TOP WRISTLOCK (TWL)
Mão-de-Vaca (TWL)
IBJJF legal at: brown
The top wristlock (TWL) is the canonical wristlock submission in BJJ, in which the attacker grips the opponent's hand and rotates the wrist past its normal range of motion in the direction the palm faces. The technique attacks the wrist joint by hyperflexing the carpal bones into the radius and ulna, producing a pain submission rather than a structural-injury submission (unlike most BJJ joint locks which threaten ligament damage). The IBJJF restricts wristlocks to brown belt and above; the ADCC permits them at all levels.

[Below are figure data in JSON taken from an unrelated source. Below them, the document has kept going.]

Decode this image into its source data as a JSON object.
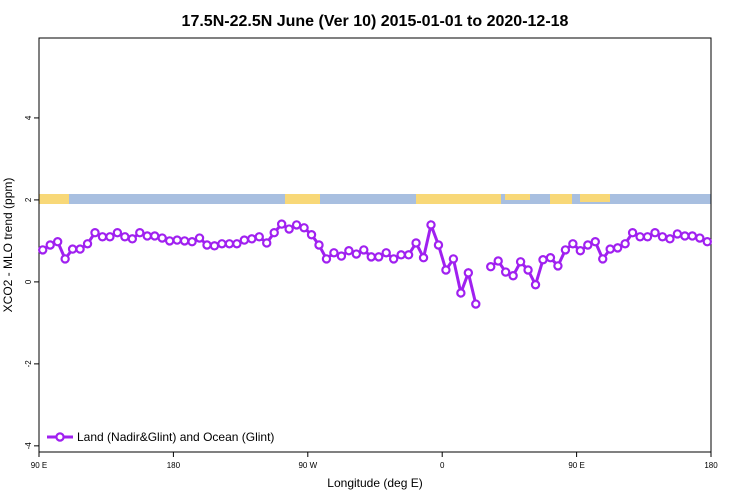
{
  "chart_data": {
    "type": "line",
    "title": "17.5N-22.5N June (Ver 10)   2015-01-01 to 2020-12-18",
    "x_label": "Longitude (deg E)",
    "y_label": "XCO2 - MLO trend (ppm)",
    "x": [
      92.5,
      97.5,
      102.5,
      107.5,
      112.5,
      117.5,
      122.5,
      127.5,
      132.5,
      137.5,
      142.5,
      147.5,
      152.5,
      157.5,
      162.5,
      167.5,
      172.5,
      177.5,
      182.5,
      187.5,
      192.5,
      197.5,
      202.5,
      207.5,
      212.5,
      217.5,
      222.5,
      227.5,
      232.5,
      237.5,
      242.5,
      247.5,
      252.5,
      257.5,
      262.5,
      267.5,
      272.5,
      277.5,
      282.5,
      287.5,
      292.5,
      297.5,
      302.5,
      307.5,
      312.5,
      317.5,
      322.5,
      327.5,
      332.5,
      337.5,
      342.5,
      347.5,
      352.5,
      357.5,
      362.5,
      367.5,
      372.5,
      377.5,
      382.5,
      387.5,
      392.5,
      397.5,
      402.5,
      407.5,
      412.5,
      417.5,
      422.5,
      427.5,
      432.5,
      437.5,
      442.5,
      447.5,
      452.5,
      457.5,
      462.5,
      467.5,
      472.5,
      477.5,
      482.5,
      487.5,
      492.5,
      497.5,
      502.5,
      507.5,
      512.5,
      517.5,
      522.5,
      527.5,
      532.5,
      537.5
    ],
    "series": [
      {
        "name": "Land (Nadir&Glint) and Ocean (Glint)",
        "color": "#a020f0",
        "values": [
          0.78,
          0.9,
          0.98,
          0.56,
          0.8,
          0.8,
          0.93,
          1.2,
          1.1,
          1.1,
          1.2,
          1.1,
          1.05,
          1.2,
          1.12,
          1.12,
          1.07,
          1.0,
          1.02,
          1.0,
          0.98,
          1.07,
          0.9,
          0.88,
          0.93,
          0.93,
          0.93,
          1.02,
          1.05,
          1.1,
          0.95,
          1.2,
          1.41,
          1.29,
          1.39,
          1.32,
          1.15,
          0.9,
          0.56,
          0.71,
          0.63,
          0.76,
          0.68,
          0.78,
          0.61,
          0.61,
          0.71,
          0.56,
          0.66,
          0.66,
          0.95,
          0.59,
          1.39,
          0.9,
          0.29,
          0.56,
          -0.27,
          0.22,
          -0.54,
          null,
          0.37,
          0.51,
          0.24,
          0.15,
          0.49,
          0.29,
          -0.07,
          0.54,
          0.59,
          0.39,
          0.78,
          0.93,
          0.76,
          0.9,
          0.98,
          0.56,
          0.8,
          0.83,
          0.93,
          1.2,
          1.1,
          1.1,
          1.2,
          1.1,
          1.05,
          1.17,
          1.12,
          1.12,
          1.07,
          0.98
        ]
      }
    ],
    "xlim": [
      90,
      540
    ],
    "xticks": [
      {
        "value": 90,
        "label": "90 E"
      },
      180,
      {
        "value": 270,
        "label": "90 W"
      },
      {
        "value": 360,
        "label": "0"
      },
      {
        "value": 450,
        "label": "90 E"
      },
      {
        "value": 540,
        "label": "180"
      }
    ],
    "ylim": [
      -4.15,
      5.95
    ],
    "yticks": [
      -4,
      -2,
      0,
      2,
      4
    ],
    "legend": "bottom-left"
  }
}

The mechanics begin with the attacker gripping the opponent's hand in a specific configuration — palm-to-palm with fingers interlocked, or thumb-to-base-of-thumb in the conventional TWL grip. The wrist is then rotated past its normal range of motion in the direction the palm faces, with the attacker's body weight providing the structural lever. The technique can be applied from almost any position — closed guard, side control, mount, half guard, even standing — because the wrist is exposed in virtually all grappling exchanges. The attacker's challenge is gripping the wrist before the opponent can defend; the technique is most effective when applied to a hand that is already committed to a grip (sleeve, lapel, neck).
Top wristlocks have been used extensively by competitors who specialize in finding submissions from unusual angles, particularly Mikey Musumeci (multiple-time IBJJF World Champion who has built his game around hand-fighting and wristlocks), Eddie Bravo, and the 10th Planet system practitioners. The technique pairs particularly well with closed-guard sweeps and from the bottom of mount/side control. Defensively wristlocks are escaped by recognizing the grip configuration early and rolling the wrist in the opposite direction, by stripping the attacker's grip before the rotation begins, or by tapping early (wristlocks can produce permanent ligament damage if held past the pain threshold).
MECHANICS
- 01Grip the opponent's hand in palm-to-palm or thumb-to-base configuration.
- 02Apply body weight to the gripping lever.
- 03Rotate the opponent's wrist in the direction the palm faces.
- 04Hyperflex past the normal range of motion to finish.
- 05Apply slowly — wristlocks can damage ligaments permanently.
DEFENSES
- →Recognize the grip configuration early.
- →Roll the wrist in the opposite direction of the attacker's rotation.
- →Strip the attacker's grip before the rotation begins.
- →Tap early — wristlocks have low margin between discomfort and injury.
- →Keep grips strong but mobile to deny isolated wrist control.